When Jesus sent His disciples out into the world, He did so with clear instructions on what they were supposed to do: teach, preach, fellowship, pray, break bread, and heal. Acts records that these are the very things that the early church was about, and its author (Luke) even tells us about some of the powerful healing encounters that Peter had with the communities he ministered to. 

This is very different than what the church imagines today is her role; it is very different than the social programs we've gotten ourselves involved in. 

And I'll just say it - I think the reason the church has invested herself so much in helping is because she has forgotten how to heal.

Either the church has forgotten how to heal or she no longer believes in the power of Jesus' name. When you look at some of the stuff we're doing in our world, it doesn't take much to see that we're not doing much, if any, of it any more in the name of Jesus; we're trying more to do it in the style of Him. We speak not in His name but say that we act in His good nature. We call it love, but it's not. 

It's something less.

It's something less because all this helping we do, it doesn't put people in touch with the real Jesus. It doesn't give them anything of Him except our interpretation. We have to take them to Him through our actions, through a series of steps that we've taken that are supposed to somehow reveal Him, but it is much better to bring them right to Him and say, "Friend, here is your Brother."

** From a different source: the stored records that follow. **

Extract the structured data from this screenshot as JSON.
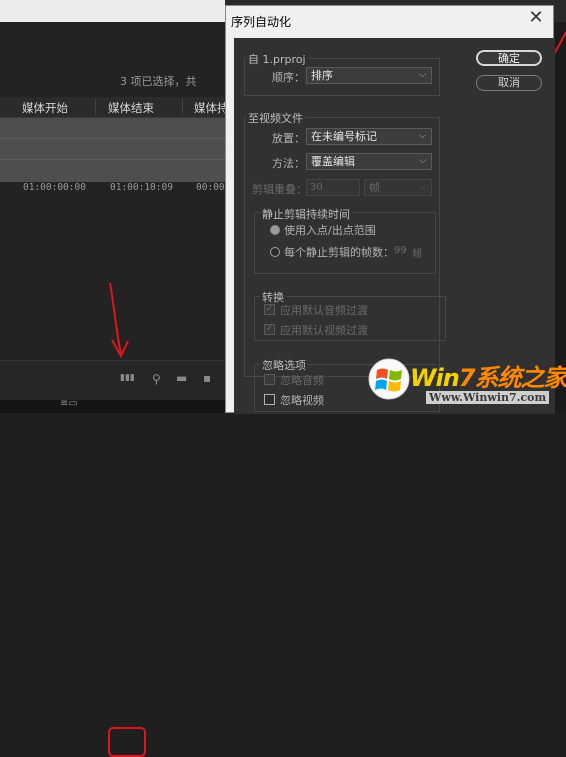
{
  "project_panel": {
    "selection_status": "3 项已选择，共",
    "columns": [
      "媒体开始",
      "媒体结束",
      "媒体持"
    ],
    "timecodes": [
      "01:00:00:00",
      "01:00:10:09",
      "00:00"
    ]
  },
  "dialog": {
    "title": "序列自动化",
    "close_glyph": "✕",
    "from_group": {
      "title": "自 1.prproj",
      "order_label": "顺序：",
      "order_value": "排序"
    },
    "to_group": {
      "title": "至视频文件",
      "placement_label": "放置：",
      "placement_value": "在未编号标记",
      "method_label": "方法：",
      "method_value": "覆盖编辑",
      "overlap_label": "剪辑重叠：",
      "overlap_value": "30",
      "overlap_unit": "帧"
    },
    "still_group": {
      "title": "静止剪辑持续时间",
      "option_inout": "使用入点/出点范围",
      "option_frames": "每个静止剪辑的帧数：",
      "frames_value": "99",
      "frames_unit": "帧"
    },
    "transition_group": {
      "title": "转换",
      "apply_audio": "应用默认音频过渡",
      "apply_video": "应用默认视频过渡"
    },
    "ignore_group": {
      "title": "忽略选项",
      "ignore_audio": "忽略音频",
      "ignore_video": "忽略视频"
    },
    "ok_label": "确定",
    "cancel_label": "取消"
  },
  "watermark": {
    "brand_part1": "Win",
    "brand_part2": "7系统之家",
    "url": "Www.Winwin7.com"
  },
  "colors": {
    "annotation_red": "#e0151c",
    "watermark_yellow": "#f4d000",
    "dialog_bg": "#313131"
  }
}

When we put people through our programs, they don't come to know Jesus, and honestly? We don't even come to know them. They become numbers in our record books, statistics in our demographics. Maybe we remember their names, but not for any particular reason.

That's one thing that stands out in the stories of the Gospels - Jesus never once lost a man for the sake of His own glory. Us? We lose them all the time.

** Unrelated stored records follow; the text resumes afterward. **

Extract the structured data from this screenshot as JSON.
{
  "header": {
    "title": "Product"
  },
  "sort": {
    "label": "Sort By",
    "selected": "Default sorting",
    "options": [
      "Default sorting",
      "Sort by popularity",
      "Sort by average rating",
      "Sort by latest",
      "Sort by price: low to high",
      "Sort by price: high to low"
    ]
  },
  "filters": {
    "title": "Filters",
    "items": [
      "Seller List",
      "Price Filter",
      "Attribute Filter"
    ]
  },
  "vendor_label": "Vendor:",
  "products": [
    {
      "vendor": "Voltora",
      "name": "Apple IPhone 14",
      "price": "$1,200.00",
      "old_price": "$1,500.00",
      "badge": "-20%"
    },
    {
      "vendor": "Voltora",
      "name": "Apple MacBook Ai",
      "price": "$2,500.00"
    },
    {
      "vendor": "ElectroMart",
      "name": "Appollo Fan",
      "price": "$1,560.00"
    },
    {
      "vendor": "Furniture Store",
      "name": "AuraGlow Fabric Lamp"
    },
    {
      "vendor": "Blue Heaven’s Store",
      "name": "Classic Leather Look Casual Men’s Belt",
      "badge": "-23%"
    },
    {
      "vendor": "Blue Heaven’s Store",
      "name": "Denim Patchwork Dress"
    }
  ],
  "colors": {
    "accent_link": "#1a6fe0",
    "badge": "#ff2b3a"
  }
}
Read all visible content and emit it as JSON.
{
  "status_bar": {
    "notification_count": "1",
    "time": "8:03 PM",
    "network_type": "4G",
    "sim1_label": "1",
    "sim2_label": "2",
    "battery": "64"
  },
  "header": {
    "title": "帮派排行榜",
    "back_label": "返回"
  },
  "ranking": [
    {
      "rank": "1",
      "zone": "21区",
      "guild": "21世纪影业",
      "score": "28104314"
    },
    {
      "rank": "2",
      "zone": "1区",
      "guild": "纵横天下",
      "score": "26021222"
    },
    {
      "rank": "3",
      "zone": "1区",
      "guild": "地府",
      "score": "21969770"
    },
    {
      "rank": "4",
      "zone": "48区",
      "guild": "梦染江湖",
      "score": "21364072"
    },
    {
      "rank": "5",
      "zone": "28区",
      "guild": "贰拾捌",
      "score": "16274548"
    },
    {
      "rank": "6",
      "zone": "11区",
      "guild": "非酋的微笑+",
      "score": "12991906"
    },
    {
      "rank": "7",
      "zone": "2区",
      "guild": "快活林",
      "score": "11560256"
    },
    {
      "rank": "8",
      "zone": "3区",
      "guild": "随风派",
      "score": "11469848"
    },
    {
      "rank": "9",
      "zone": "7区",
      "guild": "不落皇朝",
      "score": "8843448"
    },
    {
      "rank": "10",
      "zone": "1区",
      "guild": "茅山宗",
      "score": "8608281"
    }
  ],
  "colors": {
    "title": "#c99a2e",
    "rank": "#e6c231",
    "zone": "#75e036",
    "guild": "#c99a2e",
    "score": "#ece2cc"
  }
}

We lose track of them. We forget to follow up. Or maybe we don't plan to follow up at all. We don't remember their names. The bank statement comes, the money is accounted for, the numbers are in...and the people are out.

The Gospels, in stark contrast, remember them all. These stories, these accounts given to us by the disciples, were not written in real-time. They were not following Jesus around with little parchments, taking notes on all of the things He'd done. Not even Judas was tracking the numbers. Rather, later, when the disciples sat down to tell their stories, these names, these people, these scenes came flooding back to them in greatest detail. And that is because of the way that Jesus healed people, not any way that He helped them.

It's important. It's vitally important. It's not just about social programs, about helping, or about the ways that we reach our communities; at its core, it is about our theologies. As we commit ourselves deeper and deeper into the "helping" ministries over the healing ones, we present to the world, and to ourselves, a theology that Jesus is Helper, not Healer. He came to help the world, not to heal it. It's how we've gotten where we are today, where the world no longer believes in the power of Jesus' name.

The world no longer believes because the church doesn't even believe.

Again, I'm not against social programs, but we have to keep them in proper perspective. Because Jesus wasn't about programs; He was about people. He wasn't about meeting needs; He was about meeting hearts. He wasn't willing to lose people for the sake of His glory, and He was not content to settle for helping when He knew He had the power to heal.

Imagine what would happen if today's church felt the same way. Imagine what would happen if we still believed.